Fuyant la Commune, à moins que ce ne soit sa répression, arrive chez Le Gad, au printemps 1871, le comte Rodolphe de Battine accompagné de sa maîtresse, l'actrice italienne Armida-Josefina Cuchiani, dite Herminie. Tristan Corbière a le coup de foudre pour la belle Italienne qu'il rebaptise Marcelle. En octobre, Marcelle et Rodolphe rentrent à Paris. Corbière, seul et désemparé, écrit Les Amours Jaunes, une série de vingt-quatre poèmes. Parmi ceux-ci, Steam-Boat, dédié « A une passagère » (Marcelle), dont voici la première strophe:
En fumée elle est donc chassée L'Eternité, la traversée Qui fit de Vous ma soeur d'un jour, Ma soeur d'amour!...
Ce qui me semble remarquable, c'est que Corbière fonde l'Eternité dans l'amour. Que l'amour vienne à s'enfuir, l'Eternité disparaît en fumée. La deuxième strophe commençait de la façon suivante :
Là -bas : cette mer incolore Où ce qui fut toi flotte encore...
tandis que la dixième commençait ainsi:
Déjà le soleil se fait sombre Qui ne balance plus ton ombre,
Quand l'amour s'enfuit, l'Eternité disparaît en fumée, la mer devient incolore et le soleil pâlit. Cela a de quoi désespérer ceux qui souhaitent que l'amour triomphe du temps. Pourtant, quelques mois plus tard, en mai 1872, Arthur Rimbaud écrit :
Elle est retrouvée. Quoi ?- L'Eternité. C'est la mer allée avec le soleil. Il semble répondre à Corbière : quand la mer va avec le soleil, l'amante va avec son amant et Tristan avec sa Marcelle: l'Eternité est retrouvée. Ceux qui souhaitent que l'amour triomphe du temps l'ont échappé belle !

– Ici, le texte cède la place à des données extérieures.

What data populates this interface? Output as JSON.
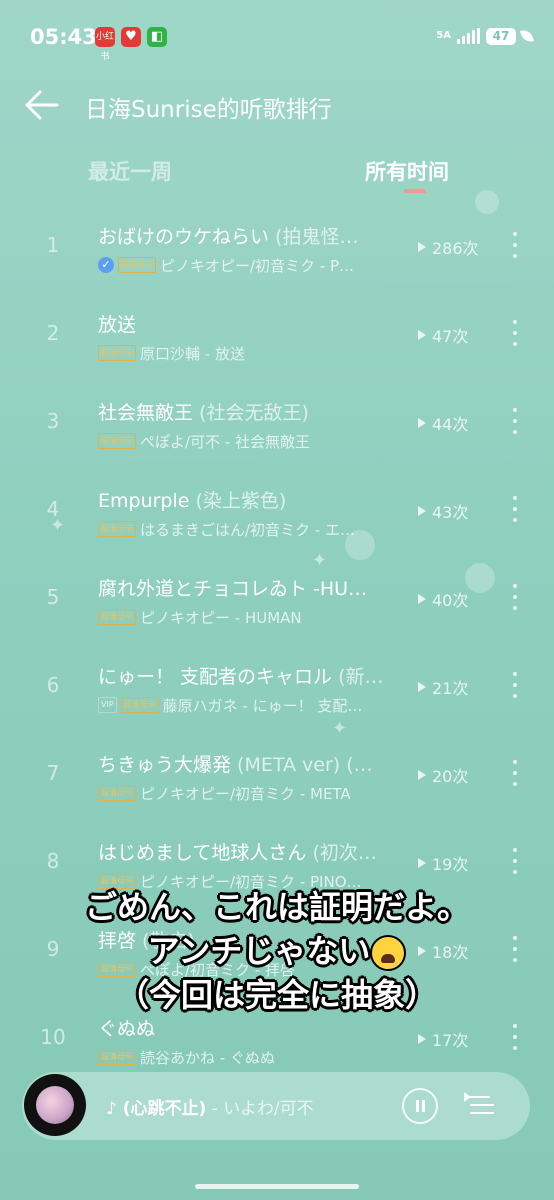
{
  "status_bar": {
    "time": "05:43",
    "badges": [
      {
        "label": "小红书",
        "color": "#e53935",
        "icon": "xiaohongshu-icon"
      },
      {
        "label": "♥",
        "color": "#e53935",
        "icon": "heart-app-icon"
      },
      {
        "label": "◧",
        "color": "#2fb344",
        "icon": "green-app-icon"
      }
    ],
    "network": "5A",
    "battery": "47"
  },
  "header": {
    "title": "日海Sunrise的听歌排行"
  },
  "tabs": [
    {
      "label": "最近一周",
      "active": false
    },
    {
      "label": "所有时间",
      "active": true
    }
  ],
  "songs": [
    {
      "rank": "1",
      "title": "おばけのウケねらい",
      "alias": " (拍鬼怪…",
      "verified": true,
      "tags": [
        "超清母带"
      ],
      "artist": "ピノキオピー/初音ミク - P…",
      "plays": "286次"
    },
    {
      "rank": "2",
      "title": "放送",
      "alias": "",
      "verified": false,
      "tags": [
        "超清母带"
      ],
      "artist": "原口沙輔 - 放送",
      "plays": "47次"
    },
    {
      "rank": "3",
      "title": "社会無敵王",
      "alias": " (社会无敌王)",
      "verified": false,
      "tags": [
        "超清母带"
      ],
      "artist": "ぺぽよ/可不 - 社会無敵王",
      "plays": "44次"
    },
    {
      "rank": "4",
      "title": "Empurple",
      "alias": " (染上紫色)",
      "verified": false,
      "tags": [
        "超清母带"
      ],
      "artist": "はるまきごはん/初音ミク - エ…",
      "plays": "43次"
    },
    {
      "rank": "5",
      "title": "腐れ外道とチョコレゐト -HU…",
      "alias": "",
      "verified": false,
      "tags": [
        "超清母带"
      ],
      "artist": "ピノキオピー - HUMAN",
      "plays": "40次"
    },
    {
      "rank": "6",
      "title": "にゅー！ 支配者のキャロル",
      "alias": " (新…",
      "verified": false,
      "tags": [
        "VIP",
        "超清母带"
      ],
      "artist": "藤原ハガネ - にゅー！ 支配…",
      "plays": "21次"
    },
    {
      "rank": "7",
      "title": "ちきゅう大爆発",
      "alias": " (META ver) (…",
      "verified": false,
      "tags": [
        "超清母带"
      ],
      "artist": "ピノキオピー/初音ミク - META",
      "plays": "20次"
    },
    {
      "rank": "8",
      "title": "はじめまして地球人さん",
      "alias": " (初次…",
      "verified": false,
      "tags": [
        "超清母带"
      ],
      "artist": "ピノキオピー/初音ミク - PINO…",
      "plays": "19次"
    },
    {
      "rank": "9",
      "title": "拝啓",
      "alias": " (敬启)",
      "verified": false,
      "tags": [
        "超清母带"
      ],
      "artist": "ぺぽよ/初音ミク - 拝啓",
      "plays": "18次"
    },
    {
      "rank": "10",
      "title": "ぐぬぬ",
      "alias": "",
      "verified": false,
      "tags": [
        "超清母带"
      ],
      "artist": "読谷あかね - ぐぬぬ",
      "plays": "17次"
    }
  ],
  "caption": {
    "line1": "ごめん、これは証明だよ。",
    "line2": "アンチじゃない",
    "line2_emoji": "crying-face-icon",
    "line3": "（今回は完全に抽象）"
  },
  "player": {
    "title": "♪ (心跳不止)",
    "artist": " - いよわ/可不"
  },
  "colors": {
    "background": "#8fcfbe",
    "tab_indicator": "#f19a8e",
    "tag_gold": "#f1c15a"
  }
}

Que des poètes parlent d'amour et d'éternité c'est banal. Par contre, qu'un poète déclare, au mois d'octobre, que l'Eternité a été chassée, et qu'un autre, au mois de mai, déclare qu'elle a été retrouvée, est plus surprenant. Le plus simple serait d'imaginer que les deux poètes se sont rencontrés. Mais se sont-ils rencontrés ?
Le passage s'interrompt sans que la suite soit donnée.